Quel est le projet que vous venez de monter ? 
Ça va s’appeler First Cow (Première Vache). Le film se passe en Oregon, vers 1820. J’ai fini de couper les images deux jours avant de venir à Cannes et je dois encore faire le mixage et les retouches couleur, mais j’ai terminé le montage.

Ce film tend-il vers l’anticonformisme comme d’autres films de votre facture ? Pensez-vous que vos films sont minimalistes ? 
Je n’y pense pas nécessairement mais quand je suis chez moi aux États-Unis et que je vais voir quelque chose de nouveau, je pense : « Oh mon Dieu, où se situent mes films là-dedans ? » Ils ne sont pas si minimalistes dans mon esprit jusqu’à ce que je les voie dans le monde, aux côtés d’autres films. Je suppose que je tends naturellement vers une volonté de freiner la vitesse folle de toute chose, la quantité d’images et de sons absorbés, car je sens qu’une grande partie de tout cela est mû par une logique consumériste. Je ne veux pas de cela pour ma filmographie, je ne veux pas que ça l’atteigne. Je veux résister, laisser le temps aux gens de trouver ce qu’il y a dans un film. C’est ok de ne pas tout montrer au spectateur. Tout réside dans la différence entre « montrer quelque chose à quelqu’un » et le laisser découvrir, trouver et voir, vivre une expérience différente. Aux États-Unis peut-être que ce n’est pas si courant. Associés à l’idée de « Slow cinema », mes plans sont souvent considérés comme longs alors que nous parlons ici de plans qui ne durent pas plus de 11 secondes. Les choses sont devenues rapides à ce point. 
 

 » Je tends naturellement vers une volonté de freiner la vitesse folle des choses « 

Partagez-vous cette sensibilité avec d’autres réalisateurs ?  
Absolument. Il y a des cinéastes, comme mon ami Karim Aïnouz qui est à Un Certain Regard cette année avec La vie invisible d’Eurídice Gusmão, avec qui nous échangeons sur les films depuis 20 ans. Nos films sont très différents, mais je pense que nous savons regarder le travail de l’autre. C’est l’avantage de prendre de l’âge : vous avez un vécu avec ces gens, et cela permet d’échanger au long cours.

Avec Todd Haynes également ?
Oui, assurément. Cette fois, je montais mon film et Todd tournait en même temps, donc ce n’était pas le bon timing mais habituellement, nous sommes tout à fait impliqués dans le travail de l’autre. J’espère donc que ce sera le cas bientôt. 
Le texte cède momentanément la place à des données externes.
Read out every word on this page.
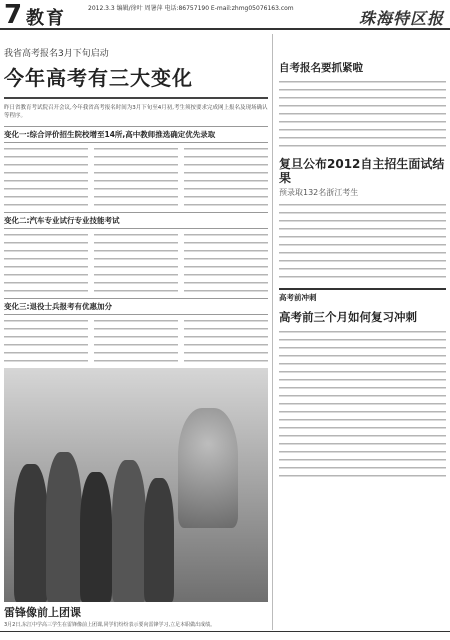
7 教育	2012.3.3 编辑/徐叶 周暑萍 电话:86757190 E-mail:zhmg05076163.com
珠海特区报
我省高考报名3月下旬启动
今年高考有三大变化
昨日省教育考试院召开会议,今年我省高考报名时间为3月下旬至4月初,考生须按要求完成网上报名及现场确认等程序。
变化一:综合评价招生院校增至14所,高中教师推选确定优先录取
变化二:汽车专业试行专业技能考试
变化三:退役士兵报考有优惠加分
雷锋像前上团课
3月2日,东江中学高三学生在雷锋像前上团课,同学们纷纷表示要向雷锋学习,立足本职做出成绩。
自考报名要抓紧啦
复旦公布2012自主招生面试结果
预录取132名浙江考生
高考前冲刺
高考前三个月如何复习冲刺
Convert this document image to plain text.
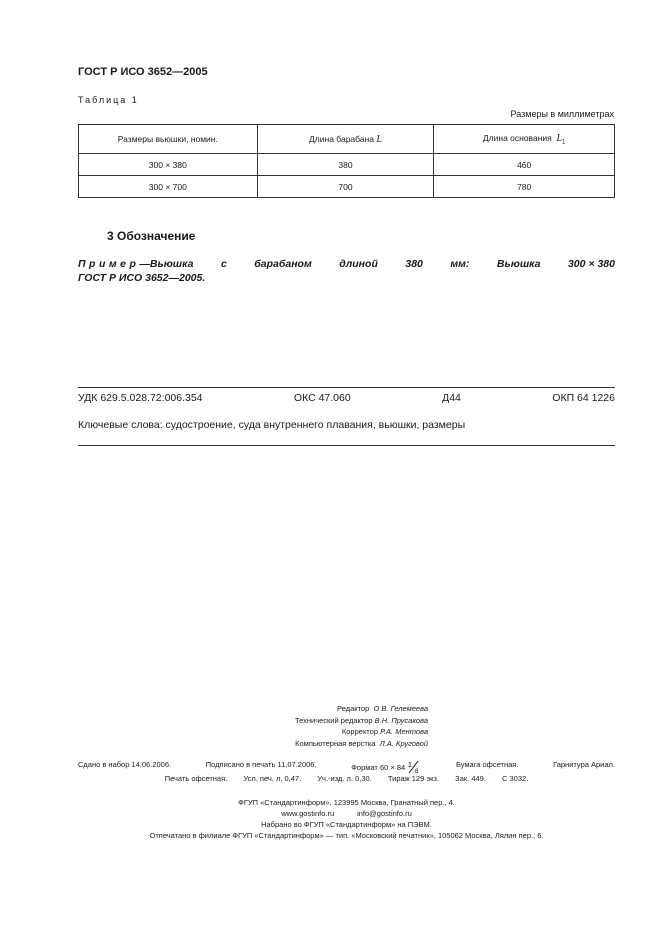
ГОСТ Р ИСО 3652—2005
Таблица 1
Размеры в миллиметрах
Размеры вьюшки, номин.	Длина барабана L	Длина основания $L_1$
300 × 380	380	460
300 × 700	700	780
3 Обозначение
Пример—Вьюшка	с	барабаном	длиной	380	мм:	Вьюшка	300 × 380
ГОСТ Р ИСО 3652—2005.
УДК 629.5.028.72:006.354	ОКС 47.060	Д44	ОКП 64 1226
Ключевые слова: судостроение, суда внутреннего плавания, вьюшки, размеры
Редактор О.В. Гелемеева
Технический редактор В.Н. Прусакова
Корректор Р.А. Ментова
Компьютерная верстка Л.А. Круговой
Сдано в набор 14.06.2006.	Подписано в печать 11.07.2006.	Формат 60 × 84 1
8
Бумага офсетная.	Гарнитура Ариал.
Печать офсетная. Усл. печ. л. 0,47. Уч.-изд. л. 0,30. Тираж 129 экз. Зак. 449. С 3032.
ФГУП «Стандартинформ», 123995 Москва, Гранатный пер., 4.
www.gostinfo.ru	info@gostinfo.ru
Набрано во ФГУП «Стандартинформ» на ПЭВМ.
Отпечатано в филиале ФГУП «Стандартинформ» — тип. «Московский печатник», 105062 Москва, Лялин пер., 6.
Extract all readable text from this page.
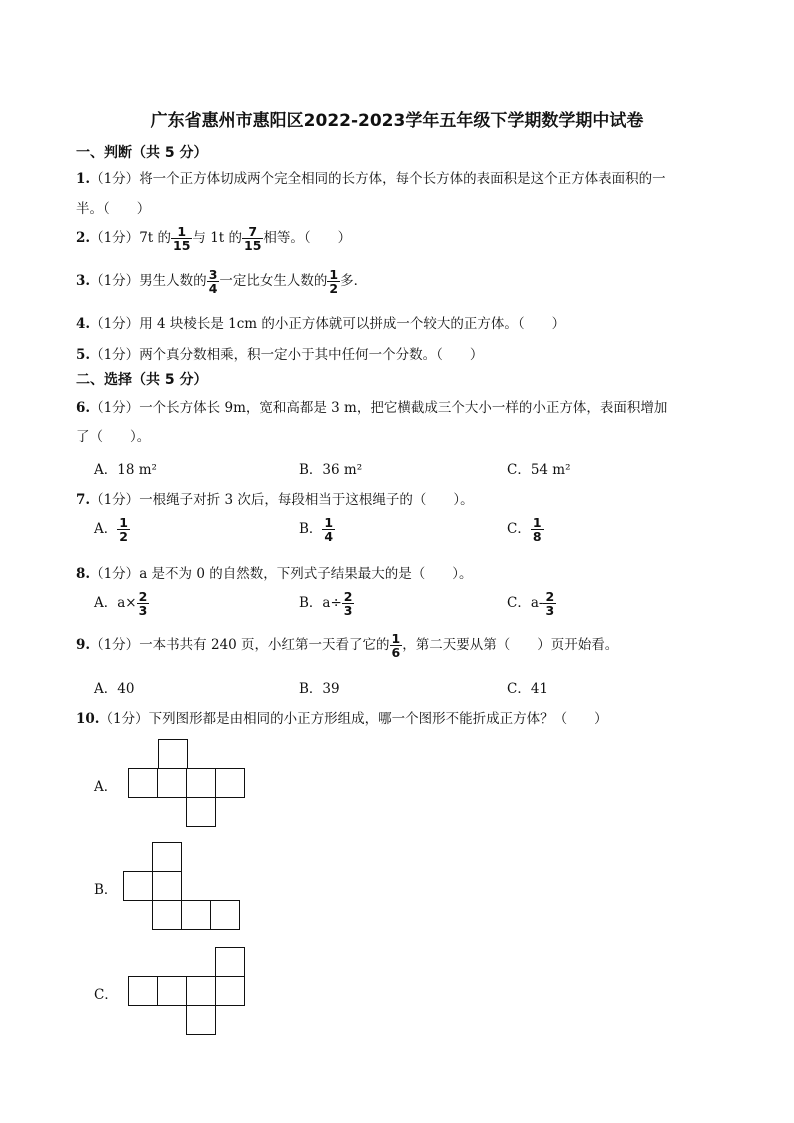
广东省惠州市惠阳区2022-2023学年五年级下学期数学期中试卷
一、判断（共 5 分）
1.（1分）将一个正方体切成两个完全相同的长方体，每个长方体的表面积是这个正方体表面积的一
半。（　　）
2.（1分）7t 的 $\frac{1}{15}$ 与 1t 的 $\frac{7}{15}$ 相等。（　　）
3.（1分）男生人数的 $\frac{3}{4}$ 一定比女生人数的 $\frac{1}{2}$ 多．
4.（1分）用 4 块棱长是 1cm 的小正方体就可以拼成一个较大的正方体。（　　）
5.（1分）两个真分数相乘，积一定小于其中任何一个分数。（　　）
二、选择（共 5 分）
6.（1分）一个长方体长 9m，宽和高都是 3 m，把它横截成三个大小一样的小正方体，表面积增加
了（　　）。
A．18 m²	B．36 m²	C．54 m²
7.（1分）一根绳子对折 3 次后，每段相当于这根绳子的（　　）。
A． $\frac{1}{2}$	B． $\frac{1}{4}$	C． $\frac{1}{8}$
8.（1分）a 是不为 0 的自然数，下列式子结果最大的是（　　）。
A．$a\times \frac{2}{3}$	B．$a\div \frac{2}{3}$	C．$a- \frac{2}{3}$
9.（1分）一本书共有 240 页，小红第一天看了它的 $\frac{1}{6}$ ，第二天要从第（　　）页开始看。
A．40	B．39	C．41
10.（1分）下列图形都是由相同的小正方形组成，哪一个图形不能折成正方体？（　　）
A．
B．
C．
Les rapports que l’individu entretient au monde sont au cœur de votre œuvre. Quels sont vos héros ? Sont-ils des anti-héros ? 
Je suppose que l’Amérique n’est pas le seul pays à aimer les héros. C’est un mythe les héros. D’ailleurs ce sont généralement des hommes, j’ai du mal à trouver une femme héros qui se démarque au cinéma. Moi, j'aime les histoires qui parlent de travailleurs, de vraies personnes qui luttent pour subvenir à leurs besoins, pour construire des objets que tout le monde utilise : une route, une maison, un toit. C’est beaucoup plus intéressant à mes yeux. Je ne sais pas si je crois au mythe du héros qui fait tout tout seul. À travers la réalisation, nous œuvrons avec un grand nombre de travailleurs, y compris les assistants de production qui se donnent beaucoup. Je suis moins intéressée par les gens qui se trouvent au sommet de la pyramide.